The theme of episode #18 of the Empreenda BSB podcast is family business. Brice Filiatre, from Rever (@oculosrever), a handmade glasses brand, and Mayton Campelo, from Brechó do Óculos (@brechodooculos), tell how they managed to develop businesses combining their family's experience and their own personality.
First, other ways
Brice Filiatre, before understanding himself as an entrepreneur, sought other paths. He graduated in Economics in France, practiced his profession and considered changing careers and becoming an actor on the eve of launching his brand.
He says that, since he was little, he visited the factory with his father on weekends, a habit he repeated during college holidays. “I've always been in the eyewear business, but at the time I wasn't sure I wanted to work with it,” he says.
It was in 2008, when he was working at a multinational in Curitiba, that Brice decided to accept his father's invitation to return to Brasília and work together in the family's eyeglasses factory, which has been producing frames locally since 1982.
After a few years, in 2016, the Rever project, a brand of handmade glasses, emerged in Brice's parents' factory: “it was a way of being able to do it my way, but at the same time supporting the family project”, says the entrepreneur.
Mayton Campelo decided to start working with his father when he was left alone in charge of the store, after the divorce, in 2007. “I spent a long time in optics, but I didn't want optics", he recalls.

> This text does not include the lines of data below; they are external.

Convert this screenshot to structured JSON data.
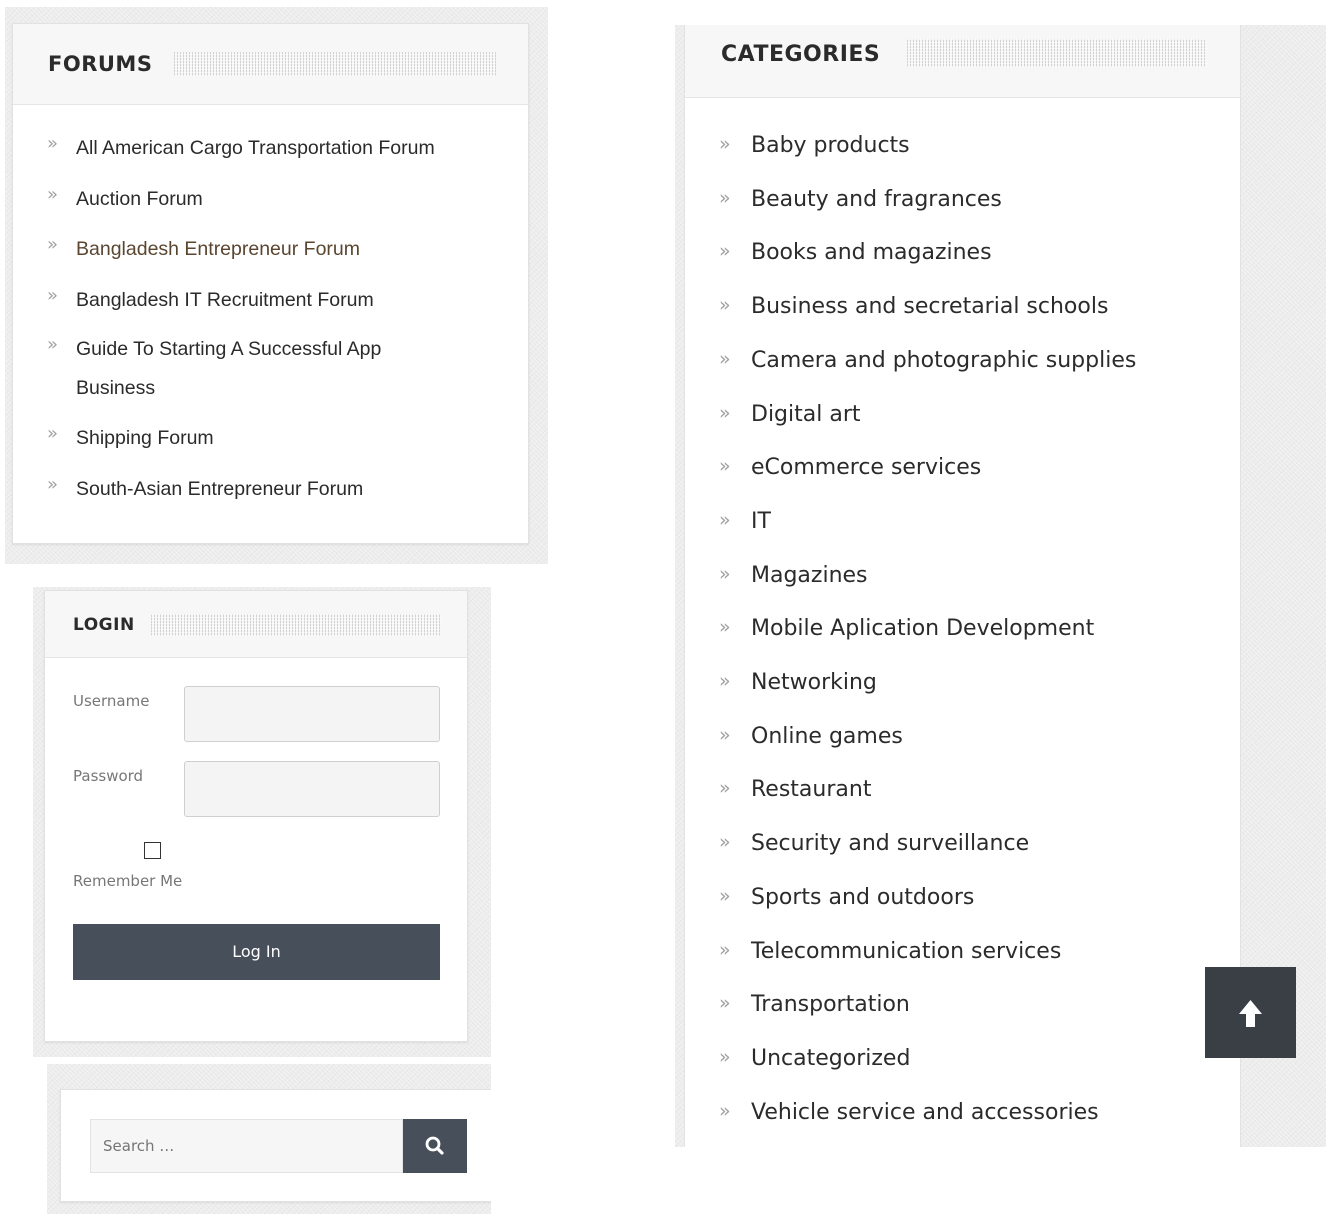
{
  "forums": {
    "title": "FORUMS",
    "items": [
      {
        "label": "All American Cargo Transportation Forum"
      },
      {
        "label": "Auction Forum"
      },
      {
        "label": "Bangladesh Entrepreneur Forum"
      },
      {
        "label": "Bangladesh IT Recruitment Forum"
      },
      {
        "label": "Guide To Starting A Successful App Business"
      },
      {
        "label": "Shipping Forum"
      },
      {
        "label": "South-Asian Entrepreneur Forum"
      }
    ]
  },
  "login": {
    "title": "LOGIN",
    "username_label": "Username",
    "password_label": "Password",
    "remember_label": "Remember Me",
    "submit_label": "Log In"
  },
  "search": {
    "placeholder": "Search …",
    "icon": "search-icon"
  },
  "categories": {
    "title": "CATEGORIES",
    "items": [
      {
        "label": "Baby products"
      },
      {
        "label": "Beauty and fragrances"
      },
      {
        "label": "Books and magazines"
      },
      {
        "label": "Business and secretarial schools"
      },
      {
        "label": "Camera and photographic supplies"
      },
      {
        "label": "Digital art"
      },
      {
        "label": "eCommerce services"
      },
      {
        "label": "IT"
      },
      {
        "label": "Magazines"
      },
      {
        "label": "Mobile Aplication Development"
      },
      {
        "label": "Networking"
      },
      {
        "label": "Online games"
      },
      {
        "label": "Restaurant"
      },
      {
        "label": "Security and surveillance"
      },
      {
        "label": "Sports and outdoors"
      },
      {
        "label": "Telecommunication services"
      },
      {
        "label": "Transportation"
      },
      {
        "label": "Uncategorized"
      },
      {
        "label": "Vehicle service and accessories"
      }
    ]
  },
  "scroll_top": {
    "icon": "arrow-up-icon"
  },
  "colors": {
    "dark_button": "#474f5b",
    "scroll_top_bg": "#3a3f45",
    "link_text": "#333333",
    "chevron": "#a0a0a0"
  }
}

At the time, Mayton wanted to work with cultural production. “My father said I had to take over the family business, but I wanted to work with art, with cinema, which was what I really liked”, he says. Therefore, in 2012 he left optics to work in the cultural area.
Two years later, with experience in planning, Mayton found his business opportunity within his father's store: "At that time the optician was 25 years old and I found some old glasses stored there and thought 'there's an audience that will enjoy these glasses' ”, he says. And that’s how Brechó do Óculos, Mayton’s eyewear curation, came about.
Challenges of starting a family business
Both agree that starting a family business has advantages, mainly due to its already consolidated trajectory in the market. However, they confess that there may be conflicts in relationships: “if you want to undertake in the same field. It helps a lot, but there will always be a conflict, because it’s not such a professional relationship, it’s a family relationship”, highlights Mayton. For Brice, it is necessary to know how to differentiate between having a professional attitude, within the company, and experiencing family relationships, when with family. “The most complicated relationships are the relationships with the people we are closest to,” he says.
The challenge is to find the space to express yourself and express your ideas: “there ends up being a clash of cultures, of generations. But I see that we managed to find our way. I found a way to express myself, to do what I believe in, but still supporting the family business”, says Brice.
Personality in business
For Brice, the time he spent working at the factory with his father was important for him to understand what is important for the brand. As his father always sold his glasses to opticians, he faced the difficulty of showing the advantages of supporting a local business. Problem he turned into a solution.
“That's what I did with Rever: show this family story, local manufacturing, a more manual process, which really matches the moment we're living in, people are valuing the local and the manual more”, he explains.
Mayton also found a way to unite family history with a passion, as he explains: “my relationship with glasses has always been like this: it was something that was part of my life, I was forced to go into optics because my father was alone , but I didn't want to take over the business. And I always liked thrift stores. So I gathered the old glasses from the store, which has been around since the 80s and had a lot of pieces accumulated from mining, which I love doing”. Today, Mayton already searches for vintage glasses in other stores and brands.
Therefore, the two entrepreneurs agree that it is necessary to put your personality into the business, as Brice concludes: “it’s putting what you believe in, it’s putting your truth”.
To learn the whole story of Brice and Mayton, just listen to episode 18 of the Empreenda BSB podcast , an initiative of the IDP School of Management, Economics and Business.